In the case of Robinson v. State, 8th Okla. Cr. 667,130 P. 121, it is said:

"The reason why evidence of flight or an escape, after the commission of a crime, is admitted in evidence is, as has often been said, based upon observations of human conduct summed up in the saying that the wicked flee when no man pursueth. In other words, the fact of the escape is evidence of a consciousness of guilt. Of course, the presumption may be rebutted by evidence explaining the defendant's reason for the escape. Then it is for the jury to decide whether it was due to a consciousness of guilt, or to the reasons given by him. 1 Wigmore on Evidence, section 276." *410

In this case it appears that the court permitted the defendant to testify that the motive which influenced him in making his escape was to get to where his father was in order to make bond.

It is also claimed that the court erred in refusing to permit the defendant to prove a previous statement of the witness Elba Hopkins consistent with his testimony.

It appears from the record that the witness Elba Hopkins was asked by counsel for the defendant the following question:

"Q. Now at any time before the charge was filed against Jackson had you told anyone about this occurrence?"

An objection by the county attorney to the question was sustained. No exception was taken to the ruling of the court.

Upon his cross examination he was asked who he had been telling about what he was going to swear to and answered that he had told Abb Herrel before the case started. The defendant called Abb Herrell as a witness and without objection he was permitted to testify that three or four weeks before the defendant was charged with this offense the witness Hopkins had remarked to him "that he did business with this girl a night or two before that."

He was the nasked:

"Q. Did he tell you the circumstances under which it occurred? A. He told me she called him off the railroad track into the berry patch just outside of the right of way.

"Now the State objects to this testimony for the reason that it is incompetent, irrelevant and immaterial and hearsay and an attempt to bolster up the witness' testimony.

"The Court: Objection sustained. The defendant excepts."

Evidence of statements made previous to the trial by a witness consistent with his testimony is not admissible in support of his testimony. The effect of proof of previous consistent statements could only be to corroborate the testimony of the witness under oath by his own words uttered when under no such solemn obligation to speak the truth. *411

See Conner v. State, 18 Colo. 373, 33 P. 159, 25 L.R.A. 341, 36 Am. St. Rep. 295, and Rogers v. State, 88 Ark. 451, 115 S.W. 156, 41 L.R.A. (N.S.) 857.

Prof. Wigmore says:

"When the witness has merely testified on direct examination, without any impeachment, proof of consistent statements is unnecessary and valueless. The witness is not helped by it; for, even if it is an improbable or untrustworthy story, it is not made more probable or more trustworthy by any number of repetitions of it. Such evidence would be both irrelevant and cumbersome to the trial."

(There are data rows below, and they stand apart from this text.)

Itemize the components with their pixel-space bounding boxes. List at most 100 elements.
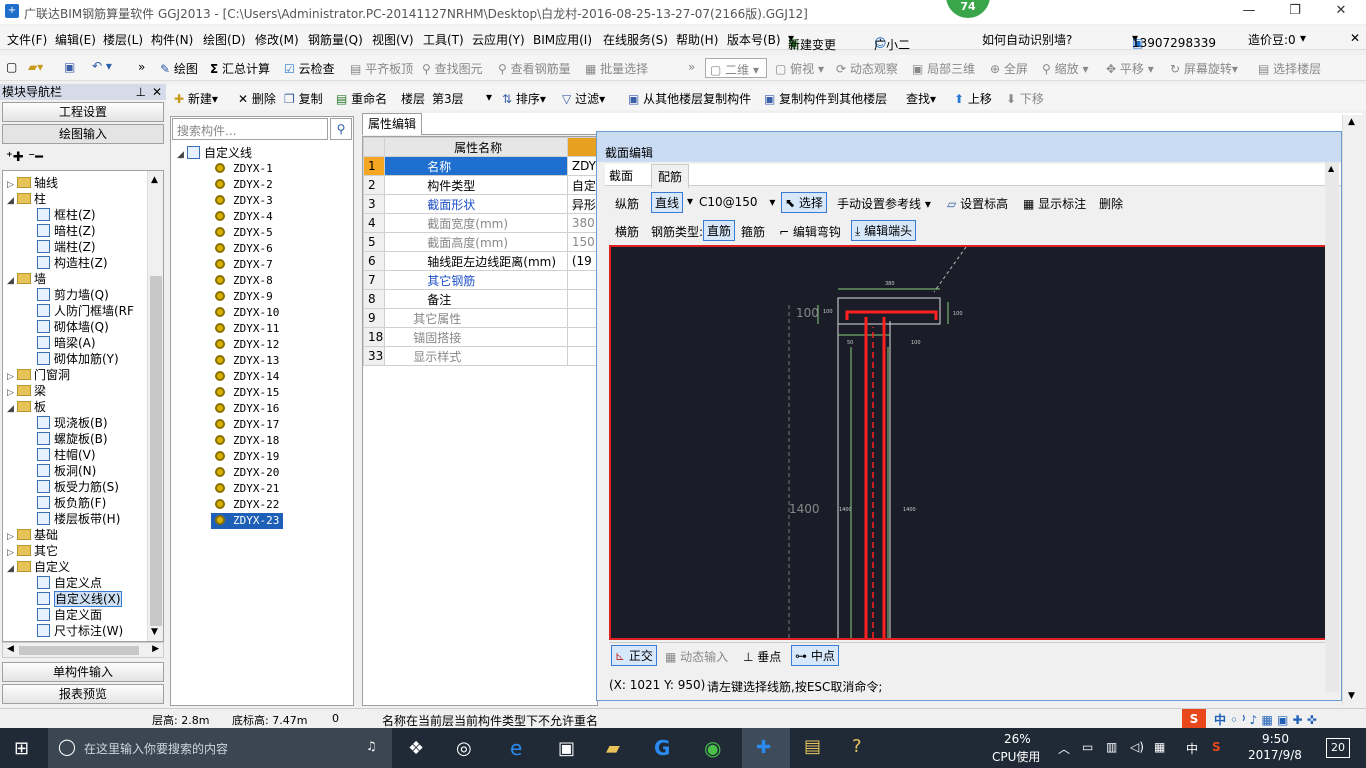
component-item[interactable]: ZDYX-12 (215, 337, 279, 353)
nav-tree-item[interactable]: ▷ 其它 (7, 543, 58, 559)
nav-tree-item[interactable]: 自定义线(X) (37, 591, 122, 607)
dialog-scroll-up-icon[interactable]: ▲ (1328, 164, 1334, 173)
collapse-icon[interactable]: ◢ (7, 193, 17, 209)
component-item[interactable]: ZDYX-18 (215, 433, 279, 449)
glodon-app-icon[interactable]: G (654, 736, 670, 760)
report-preview-button[interactable]: 报表预览 (2, 684, 164, 704)
component-item[interactable]: ZDYX-5 (215, 225, 273, 241)
component-root[interactable]: ◢ 自定义线 (177, 145, 252, 161)
nav-tree-item[interactable]: ▷ 基础 (7, 527, 58, 543)
undo-icon[interactable]: ↶ ▾ (92, 59, 112, 73)
property-row[interactable]: 9 其它属性 (363, 308, 597, 328)
help-app-icon[interactable]: ? (852, 736, 862, 757)
tab-property-edit[interactable]: 属性编辑 (362, 113, 422, 135)
collapse-icon[interactable]: ◢ (177, 147, 187, 163)
property-row[interactable]: 4 截面宽度(mm) 380 (363, 213, 597, 233)
property-value[interactable]: 150 (566, 232, 597, 252)
tray-keyboard-icon[interactable]: ▦ (1154, 740, 1165, 754)
component-search-input[interactable]: 搜索构件... (172, 118, 328, 140)
nav-tree-item[interactable]: ◢ 板 (7, 399, 46, 415)
taskbar-search[interactable]: ◯ 在这里输入你要搜索的内容 ♫ (48, 728, 392, 768)
close-doc-button[interactable]: ✕ (1350, 31, 1360, 45)
view-mode-select[interactable]: ▢ 二维 ▾ (705, 58, 767, 78)
user-account[interactable]: ▣ 13907298339 ▾ (1132, 31, 1216, 50)
find-element-button[interactable]: ⚲ 查找图元 (422, 60, 483, 77)
rotate-button[interactable]: ↻ 屏幕旋转▾ (1170, 60, 1238, 77)
component-item[interactable]: ZDYX-17 (215, 417, 279, 433)
set-elevation-button[interactable]: ▱ 设置标高 (947, 195, 1008, 212)
windows-start-icon[interactable]: ⊞ (14, 738, 29, 759)
nav-tree-item[interactable]: ◢ 自定义 (7, 559, 70, 575)
component-item[interactable]: ZDYX-13 (215, 353, 279, 369)
component-item[interactable]: ZDYX-19 (215, 449, 279, 465)
nav-tree-item[interactable]: ◢ 墙 (7, 271, 46, 287)
scroll-left-icon[interactable]: ◀ (7, 644, 14, 654)
minimize-button[interactable]: — (1226, 0, 1272, 24)
tray-ime[interactable]: 中 (1186, 740, 1198, 757)
pin-icon[interactable]: ⊥ (136, 84, 146, 100)
copy-to-floor-button[interactable]: ▣ 复制构件到其他楼层 (764, 90, 887, 107)
sogou-ime-icon[interactable]: S (1182, 709, 1206, 729)
full-screen-button[interactable]: ⊕ 全屏 (990, 60, 1028, 77)
project-settings-button[interactable]: 工程设置 (2, 102, 164, 122)
nav-tree-scrollbar[interactable]: ▲ ▼ (147, 171, 163, 641)
property-value[interactable]: (19 (566, 251, 597, 271)
show-label-button[interactable]: ▦ 显示标注 (1023, 195, 1086, 212)
copy-from-floor-button[interactable]: ▣ 从其他楼层复制构件 (628, 90, 751, 107)
rename-component-button[interactable]: ▤ 重命名 (336, 90, 387, 107)
menu-edit[interactable]: 编辑(E) (55, 31, 96, 48)
nav-tree-item[interactable]: 砌体加筋(Y) (37, 351, 119, 367)
edit-end-button[interactable]: ⤓ 编辑端头 (851, 220, 917, 241)
dialog-scrollbar[interactable]: ▲ (1325, 162, 1339, 692)
notification-center[interactable]: 20 (1326, 738, 1350, 758)
nav-tree-item[interactable]: 砌体墙(Q) (37, 319, 109, 335)
store-icon[interactable]: ▣ (558, 738, 575, 759)
restore-button[interactable]: ❐ (1272, 0, 1318, 24)
select-floor-button[interactable]: ▤ 选择楼层 (1258, 60, 1321, 77)
hoop-bar-button[interactable]: 箍筋 (741, 223, 765, 240)
rebar-spec-select[interactable]: C10@150 ▾ (699, 195, 775, 209)
copy-component-button[interactable]: ❐ 复制 (284, 90, 323, 107)
delete-component-button[interactable]: ✕ 删除 (238, 90, 276, 107)
edge-browser-icon[interactable]: e (510, 736, 522, 760)
menu-cloud[interactable]: 云应用(Y) (472, 31, 525, 48)
nav-hscroll-thumb[interactable] (19, 646, 139, 655)
search-icon[interactable]: ⚲ (330, 118, 352, 140)
select-tool-button[interactable]: ⬉ 选择 (781, 192, 827, 213)
sum-button[interactable]: Σ 汇总计算 (210, 60, 270, 77)
nav-tree-item[interactable]: 螺旋板(B) (37, 431, 108, 447)
scroll-up-icon[interactable]: ▲ (151, 175, 158, 185)
property-row[interactable]: 33 显示样式 (363, 346, 597, 366)
line-mode-dropdown[interactable]: ▾ (687, 194, 693, 208)
property-value[interactable] (566, 270, 597, 290)
clock-time[interactable]: 9:50 (1262, 732, 1289, 746)
tab-section[interactable]: 截面 (609, 167, 633, 184)
component-item[interactable]: ZDYX-8 (215, 273, 273, 289)
component-item[interactable]: ZDYX-14 (215, 369, 279, 385)
property-value[interactable]: 自定 (566, 175, 597, 195)
find-button[interactable]: 查找▾ (906, 90, 936, 107)
property-value[interactable] (566, 327, 597, 347)
sort-button[interactable]: ⇅ 排序▾ (502, 90, 546, 107)
expand-all-icon[interactable]: ⁺✚ ⁻━ (6, 150, 43, 165)
tray-volume-icon[interactable]: ◁) (1130, 740, 1144, 754)
component-item[interactable]: ZDYX-11 (215, 321, 279, 337)
close-button[interactable]: ✕ (1318, 0, 1364, 24)
component-item[interactable]: ZDYX-3 (215, 193, 273, 209)
straight-bar-button[interactable]: 直筋 (703, 220, 736, 241)
menu-tools[interactable]: 工具(T) (423, 31, 464, 48)
nav-tree-item[interactable]: 尺寸标注(W) (37, 623, 123, 639)
menu-new-change[interactable]: ▣ 新建变更 ▾ (788, 31, 836, 52)
component-item[interactable]: ZDYX-6 (215, 241, 273, 257)
nav-tree-item[interactable]: 现浇板(B) (37, 415, 108, 431)
tray-network-icon[interactable]: ▭ (1082, 740, 1093, 754)
nav-tree-item[interactable]: ▷ 梁 (7, 383, 46, 399)
main-scrollbar[interactable]: ▲ ▼ (1342, 115, 1362, 705)
active-app-tab[interactable]: ✚ (742, 728, 790, 768)
nav-tree-item[interactable]: ▷ 轴线 (7, 175, 58, 191)
nav-tree-item[interactable]: 柱帽(V) (37, 447, 96, 463)
property-value[interactable] (566, 346, 597, 366)
scroll-right-icon[interactable]: ▶ (152, 644, 159, 654)
nav-tree-item[interactable]: 框柱(Z) (37, 207, 96, 223)
midpoint-snap-toggle[interactable]: ⊶ 中点 (791, 645, 839, 666)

Wigmore on Ev. vol. 2, sec. 1124.

The evidence offered was hearsay and clearly inadmissible. The objections made were therefore properly sustained.

As to the sufficiency of the evidence to sustain the verdict it is only necessary to say that as a witness the defendant admitted every fact necessary to his conviction, except the previous chastity of the prosecutrix which is a material element of the crime charged, and must be alleged and proved beyond a reasonable doubt and in this case the court so instructed the jury. The proof of the previous chastity of the prosecutrix in this case was ample and controverted only by the testimony of the witness Hopkins.

We are inclined to think that the palpable perjury of the witness Hopkins, the only witness testifying for the defendant, exclusive of the defendant himself, gives weight to rather than detracts from the proof on the part of the state.

We find no error in the record justifying a reversal of the case, and the judgment of the court below is therefore affirmed.